Ainsi Lui parla saint Paul. Puis il rentra chez lui pour mettre ce qu'il avait dit par écrit. Mais un petit pêcheur vint Le voir, sur la plage où on L'avait laissé, et Dieu se sentit de l'amitié pour ce gamin. Bientôt, même, Il se mit à lui raconter l'histoire de Sa vie.

— Tu as entendu parler de l'histoire de Jésus ? Le gamin fit signe que oui. Eh bien, à la fin, il s'est écrié « C'est fini ». Et c'était après qu'il m'ait accusé de l'avoir abandonné. Mais qu'est-ce qu'il croyait ? Je n'ai jamais eu le pouvoir magique ni le ressort moral que Jésus avait, moi. Je ne suis pas un enchanteur comme lui, moi. Et quant au « Consolateur », comme il l'appelait, cette foutue mouette blanche n'a pas cessé de me cas­ser les pieds depuis que mes damnés sont venus me jeter ici. L'homme que tu viens de voir partir, fiston, c'est Paul de Tarse, le plus grand des pharisiens. Il a fait lapider Étienne, le disciple de Jésus. Et maintenant, le voilà qui fait revenir de la mer ce volatile blême qui n'arrête pas de me gifler en battant des ailes, et de tourniquer autour de ma tête en claquant du bec. Va-t’en, Consolateur ! Fous le camp, Saint-Esprit ! Ne puis-je au moins, si je suis agréé comme Dieu, avoir le droit de mourir en paix ? Ah, oui, gamin, j'en ai eu une drôle de vie ! J'étais garçon d'étable à Bethléem. C'est là que j'ai entendu toutes ces histoires à propos d'Hérode, de Jean-Baptiste et de Salomé, de Joseph et de Marie, et de la tante de Marie, la gitane à la peau noire, de Pierre et de Pilate, et de Mathieu, Marc, Luc et Jean.

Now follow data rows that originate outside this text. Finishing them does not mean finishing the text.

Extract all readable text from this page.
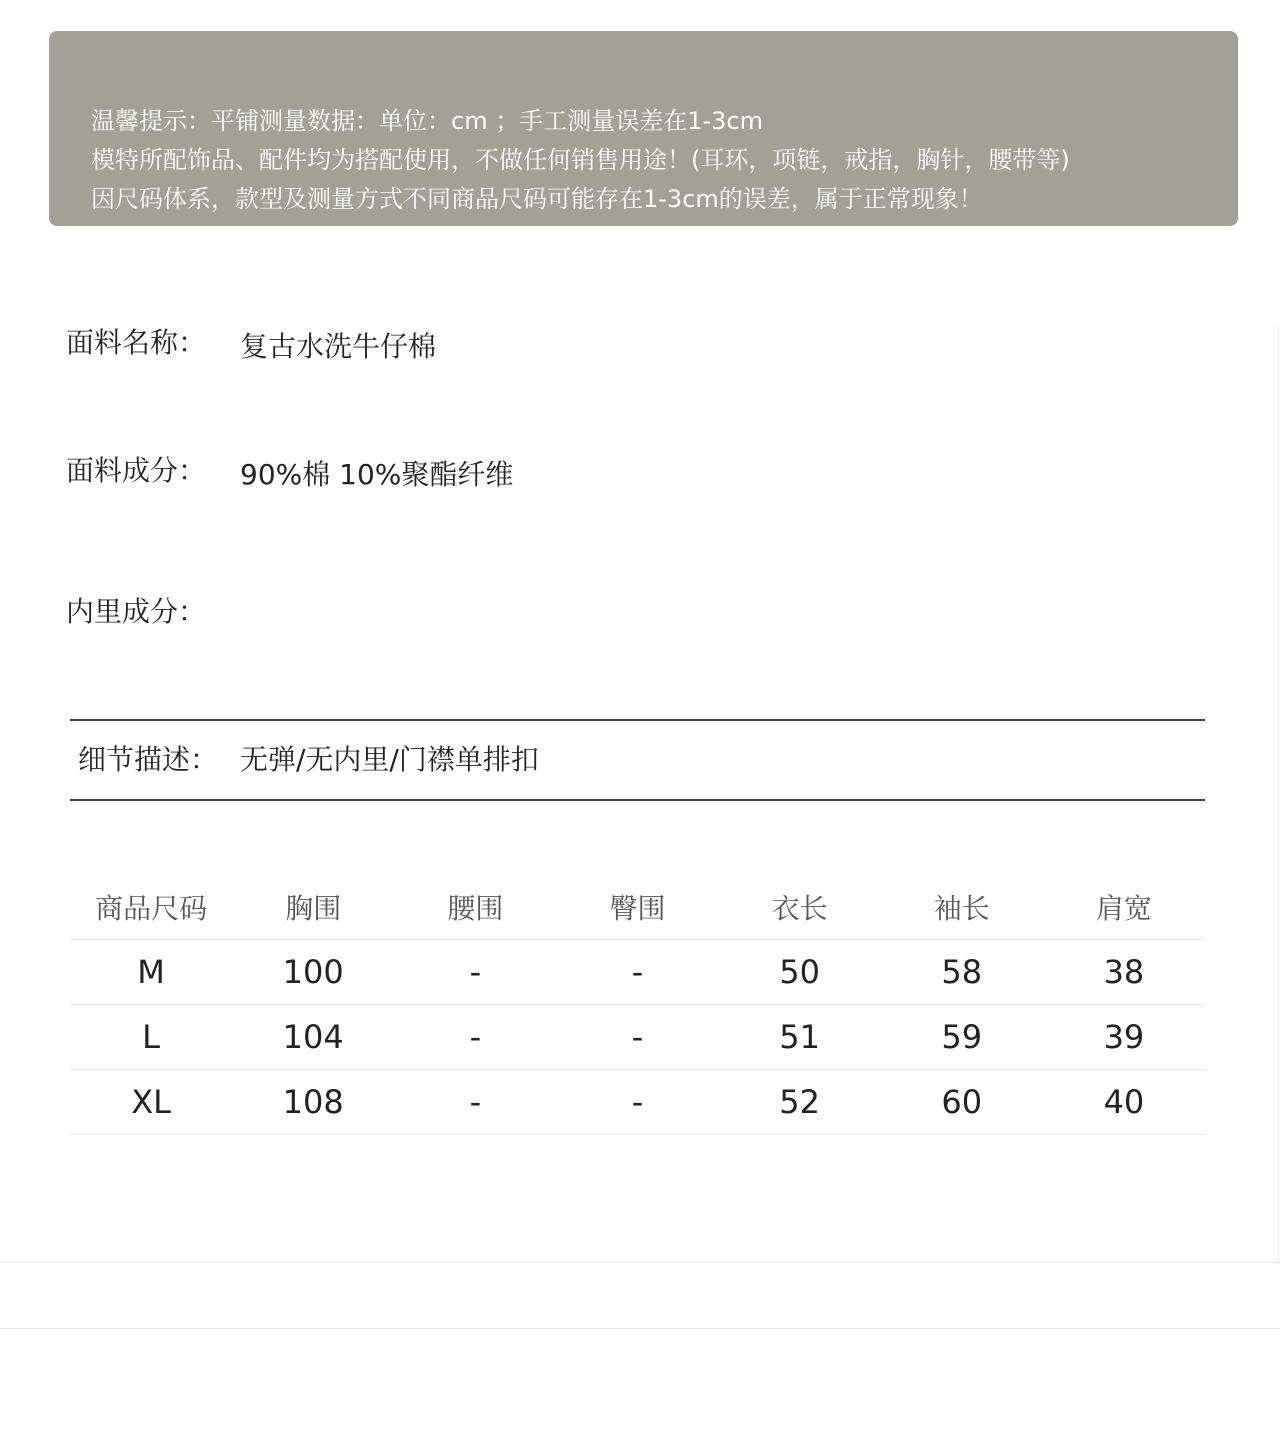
温馨提示：平铺测量数据：单位：cm ；手工测量误差在1-3cm

模特所配饰品、配件均为搭配使用，不做任何销售用途！(耳环，项链，戒指，胸针，腰带等)

因尺码体系，款型及测量方式不同商品尺码可能存在1-3cm的误差，属于正常现象！

面料名称： 复古水洗牛仔棉
面料成分： 90%棉 10%聚酯纤维
内里成分：
细节描述： 无弹/无内里/门襟单排扣
商品尺码	胸围	腰围	臀围	衣长	袖长	肩宽
M	100	-	-	50	58	38
L	104	-	-	51	59	39
XL	108	-	-	52	60	40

Ah, là, là ! Ce qu'ils pouvaient tous en parler, de Dieu ! D'abord, j'ai cru qu'ils parlaient de notre vieux Jéhovah juif. Mais je me suis vite aperçu que ce n'était pas ça du tout. Alors, je me suis demandé, puisque tout le monde « en appelait à César », se référait à Jupiter et citait à tour de bras Lucrèce, Horace et Virgile, si je ne ferais pas bien de me trouver quelque riche voyageur partant pour Rome. Et tout à fait par inadvertance - aucun de ces abrutis ne sait ça ! - , je suis tombé amoureux d'une petite Grecque, et elle m'a tout appris sur Zeus, Cronos, Héra, Pallas Athéna et Prométhée. Malheureusement, elle n'avait pas beaucoup de santé… les fièvres l'ont emportée. Je me suis retrouvé tout seul, et si triste, que j'ai fini par m'embarquer comme mousse - tu vois ce que je veux dire, hein, fiston ? - à bord d'un bateau qui allait en Orient. Et alors, tu sais ce qui m'est venu en tête ? Je vais peut-être te choquer, mais l'idée m'est venue que, quand je serais grand et que j'aurais une barbe, je ferais comme si j'étais un de ces dieux grecs dont ma petite amie m'avait parlé.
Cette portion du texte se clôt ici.